Role of P2X4 receptors in synaptic strengthening in mouse CA1 hippocampal neurons

P2X4 receptors are calcium‐permeable cation channels gated by extracellular ATP. They are found close to subsynaptic sites on hippocampal CA1 neurons. We compared features of synaptic strengthening between wild‐type and P2X4 knockout mice (21–26 days old). Potentiation evoked by a tetanic presynaptic stimulus (100 Hz, 1 s) paired with postsynaptic depolarization was less in P2X4 −/− mice than in wild‐type mice (230 vs. 50% potentiation). Paired‐pulse ratios and the amplitude and frequency of spontaneous excitatory postsynaptic currents (EPSCs) were not different between wild‐type and knockout mice.
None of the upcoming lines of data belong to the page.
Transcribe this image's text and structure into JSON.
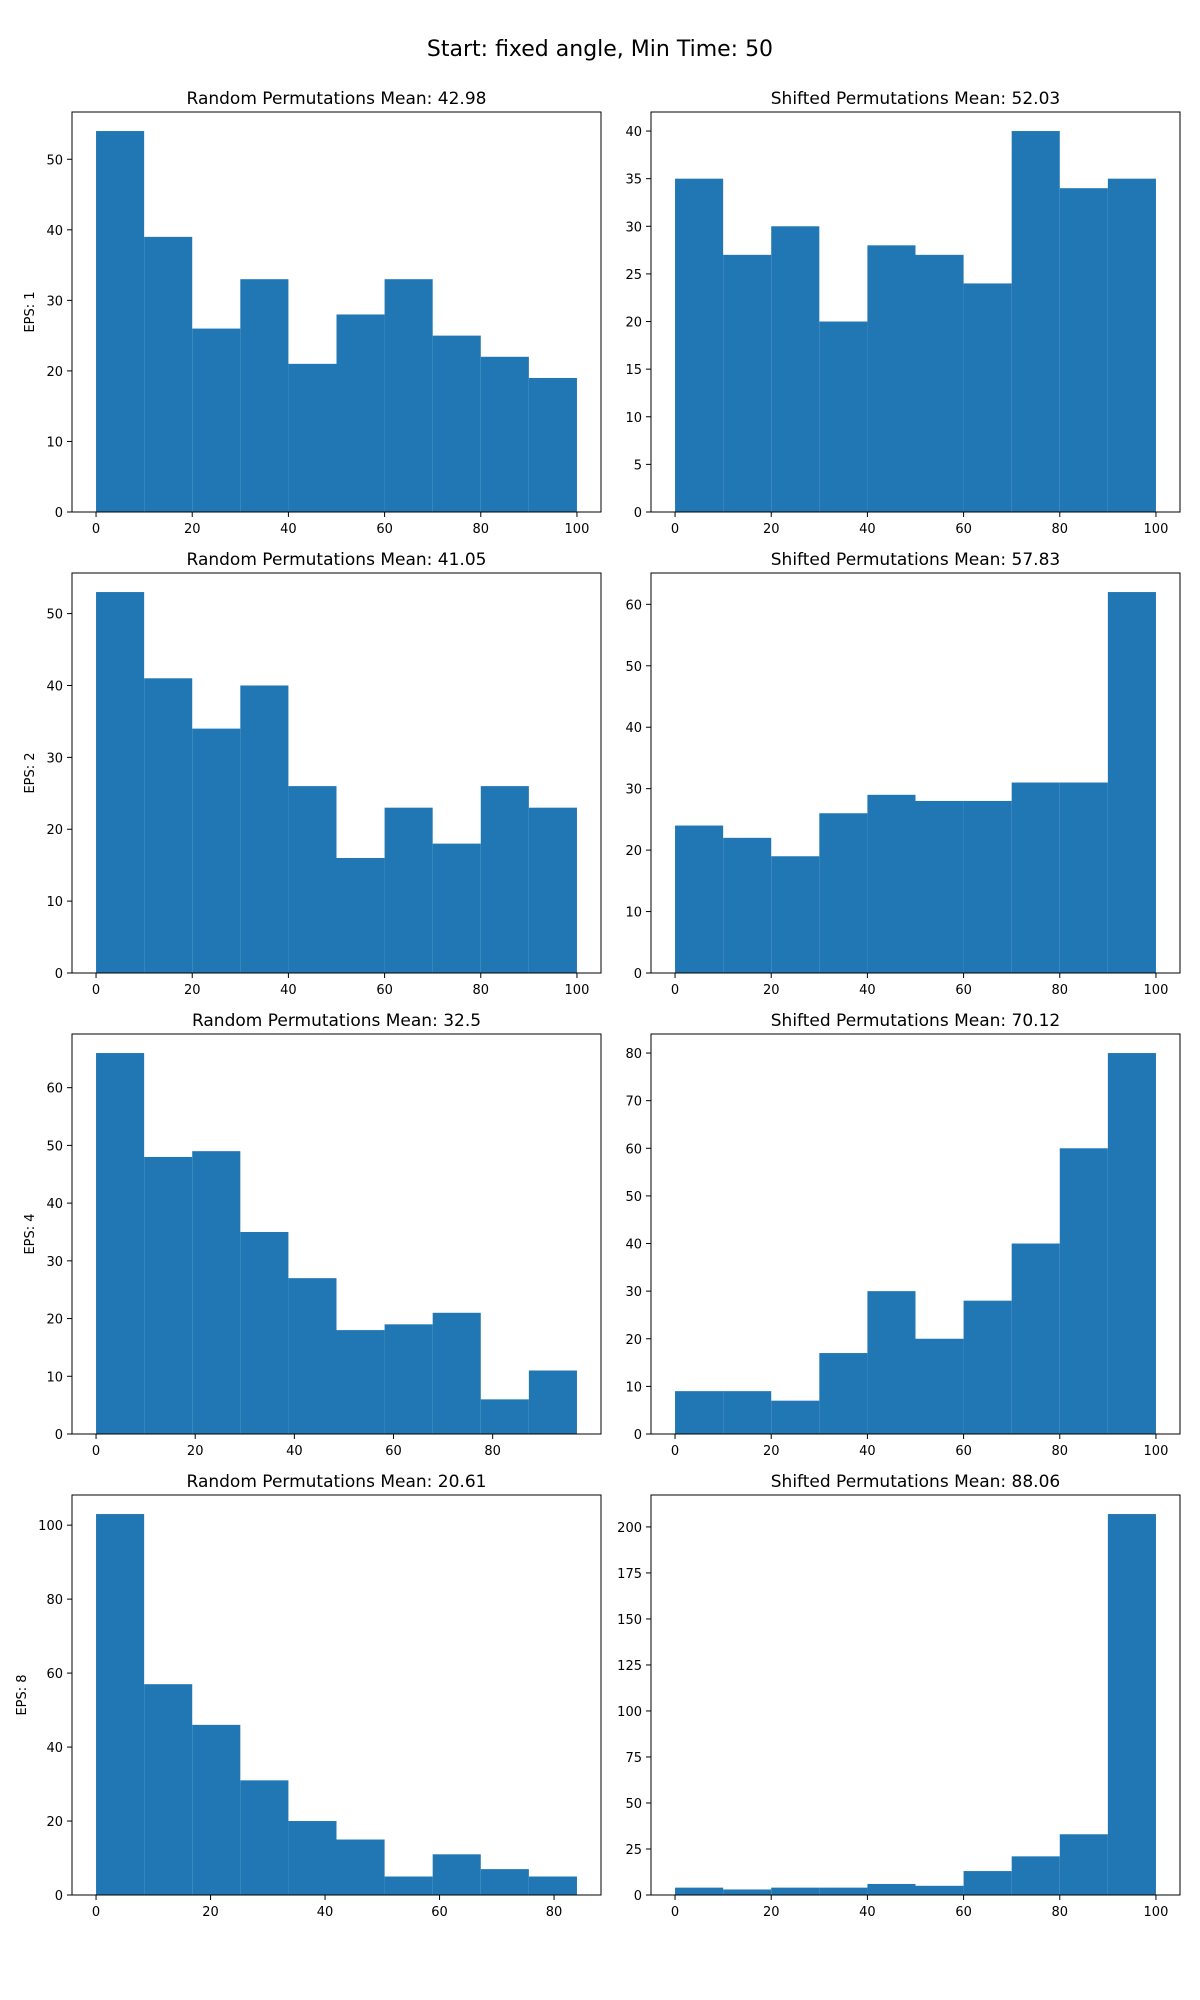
{
  "figure": {
    "suptitle": "Start: fixed angle, Min Time: 50",
    "bar_color": "#2077b4"
  },
  "chart_data": [
    {
      "type": "bar",
      "title": "Random Permutations Mean: 42.98",
      "ylabel": "EPS: 1",
      "bin_edges": [
        0,
        10,
        20,
        30,
        40,
        50,
        60,
        70,
        80,
        90,
        100
      ],
      "values": [
        54,
        39,
        26,
        33,
        21,
        28,
        33,
        25,
        22,
        19
      ],
      "xlim": [
        -5,
        105
      ],
      "ylim": [
        0,
        56.7
      ],
      "xticks": [
        0,
        20,
        40,
        60,
        80,
        100
      ],
      "yticks": [
        0,
        10,
        20,
        30,
        40,
        50
      ]
    },
    {
      "type": "bar",
      "title": "Shifted Permutations Mean: 52.03",
      "ylabel": "",
      "bin_edges": [
        0,
        10,
        20,
        30,
        40,
        50,
        60,
        70,
        80,
        90,
        100
      ],
      "values": [
        35,
        27,
        30,
        20,
        28,
        27,
        24,
        40,
        34,
        35
      ],
      "xlim": [
        -5,
        105
      ],
      "ylim": [
        0,
        42
      ],
      "xticks": [
        0,
        20,
        40,
        60,
        80,
        100
      ],
      "yticks": [
        0,
        5,
        10,
        15,
        20,
        25,
        30,
        35,
        40
      ]
    },
    {
      "type": "bar",
      "title": "Random Permutations Mean: 41.05",
      "ylabel": "EPS: 2",
      "bin_edges": [
        0,
        10,
        20,
        30,
        40,
        50,
        60,
        70,
        80,
        90,
        100
      ],
      "values": [
        53,
        41,
        34,
        40,
        26,
        16,
        23,
        18,
        26,
        23
      ],
      "xlim": [
        -5,
        105
      ],
      "ylim": [
        0,
        55.65
      ],
      "xticks": [
        0,
        20,
        40,
        60,
        80,
        100
      ],
      "yticks": [
        0,
        10,
        20,
        30,
        40,
        50
      ]
    },
    {
      "type": "bar",
      "title": "Shifted Permutations Mean: 57.83",
      "ylabel": "",
      "bin_edges": [
        0,
        10,
        20,
        30,
        40,
        50,
        60,
        70,
        80,
        90,
        100
      ],
      "values": [
        24,
        22,
        19,
        26,
        29,
        28,
        28,
        31,
        31,
        62
      ],
      "xlim": [
        -5,
        105
      ],
      "ylim": [
        0,
        65.1
      ],
      "xticks": [
        0,
        20,
        40,
        60,
        80,
        100
      ],
      "yticks": [
        0,
        10,
        20,
        30,
        40,
        50,
        60
      ]
    },
    {
      "type": "bar",
      "title": "Random Permutations Mean: 32.5",
      "ylabel": "EPS: 4",
      "bin_edges": [
        0,
        9.7,
        19.4,
        29.1,
        38.8,
        48.5,
        58.2,
        67.9,
        77.6,
        87.3,
        97
      ],
      "values": [
        66,
        48,
        49,
        35,
        27,
        18,
        19,
        21,
        6,
        11
      ],
      "xlim": [
        -4.85,
        101.85
      ],
      "ylim": [
        0,
        69.3
      ],
      "xticks": [
        0,
        20,
        40,
        60,
        80
      ],
      "yticks": [
        0,
        10,
        20,
        30,
        40,
        50,
        60
      ]
    },
    {
      "type": "bar",
      "title": "Shifted Permutations Mean: 70.12",
      "ylabel": "",
      "bin_edges": [
        0,
        10,
        20,
        30,
        40,
        50,
        60,
        70,
        80,
        90,
        100
      ],
      "values": [
        9,
        9,
        7,
        17,
        30,
        20,
        28,
        40,
        60,
        80
      ],
      "xlim": [
        -5,
        105
      ],
      "ylim": [
        0,
        84
      ],
      "xticks": [
        0,
        20,
        40,
        60,
        80,
        100
      ],
      "yticks": [
        0,
        10,
        20,
        30,
        40,
        50,
        60,
        70,
        80
      ]
    },
    {
      "type": "bar",
      "title": "Random Permutations Mean: 20.61",
      "ylabel": "EPS: 8",
      "bin_edges": [
        0,
        8.4,
        16.8,
        25.2,
        33.6,
        42,
        50.4,
        58.8,
        67.2,
        75.6,
        84
      ],
      "values": [
        103,
        57,
        46,
        31,
        20,
        15,
        5,
        11,
        7,
        5
      ],
      "xlim": [
        -4.2,
        88.2
      ],
      "ylim": [
        0,
        108.15
      ],
      "xticks": [
        0,
        20,
        40,
        60,
        80
      ],
      "yticks": [
        0,
        20,
        40,
        60,
        80,
        100
      ]
    },
    {
      "type": "bar",
      "title": "Shifted Permutations Mean: 88.06",
      "ylabel": "",
      "bin_edges": [
        0,
        10,
        20,
        30,
        40,
        50,
        60,
        70,
        80,
        90,
        100
      ],
      "values": [
        4,
        3,
        4,
        4,
        6,
        5,
        13,
        21,
        33,
        207
      ],
      "xlim": [
        -5,
        105
      ],
      "ylim": [
        0,
        217.35
      ],
      "xticks": [
        0,
        20,
        40,
        60,
        80,
        100
      ],
      "yticks": [
        0,
        25,
        50,
        75,
        100,
        125,
        150,
        175,
        200
      ]
    }
  ]
}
Prior hyperpolarization (ten 3 s pulses to −120 mV at 0.17 Hz) potentiated the amplitude of spontaneous EPSCs in wild‐type mice, but not in P2X4 −/− mice; this potentiation was not affected by nifedipine, but was abolished by 10 m m 1,2‐bis(o‐aminophenoxy)ethane‐ N , N , N ′, N ′‐tetra‐acetic acid (BAPTA) in the recording pipette. The amplitude of N ‐methyl‐ d ‐aspartate EPSCs (in 6‐cyano‐7‐nitroquinoxaline‐2,3‐dione, 10 or 30 μ m , at −100 mV) facilitated during 20 min recording in magnesium‐free solution. In wild‐type mice, this facilitation of the N ‐methyl‐ d ‐aspartate EPSC was reduced by about 50% by intracellular BAPTA (10 m m ), ifenprodil (3 μ m ) or 4‐(4‐fluorophenyl)‐2‐(4‐methylsulphinylphenyl)‐5‐(4‐pyridyl)1H‐imidazole (5 μ m ). In P2X4 −/− mice, the facilitation was much less, and was unaffected by intracellular BAPTA, ifenprodil (3 μ m ) or mitogen‐activated protein (MAP) kinase inhibitor 4‐(4‐fluorophenyl)‐2‐(4‐methylsulphinylphenyl)‐5‐(4‐pyridyl)1H‐imidazole (5 μ m ). This suggests that the absence of P2X4 receptors limits the incorporation of NR2B subunits into synaptic N ‐methyl‐ d ‐aspartate receptors.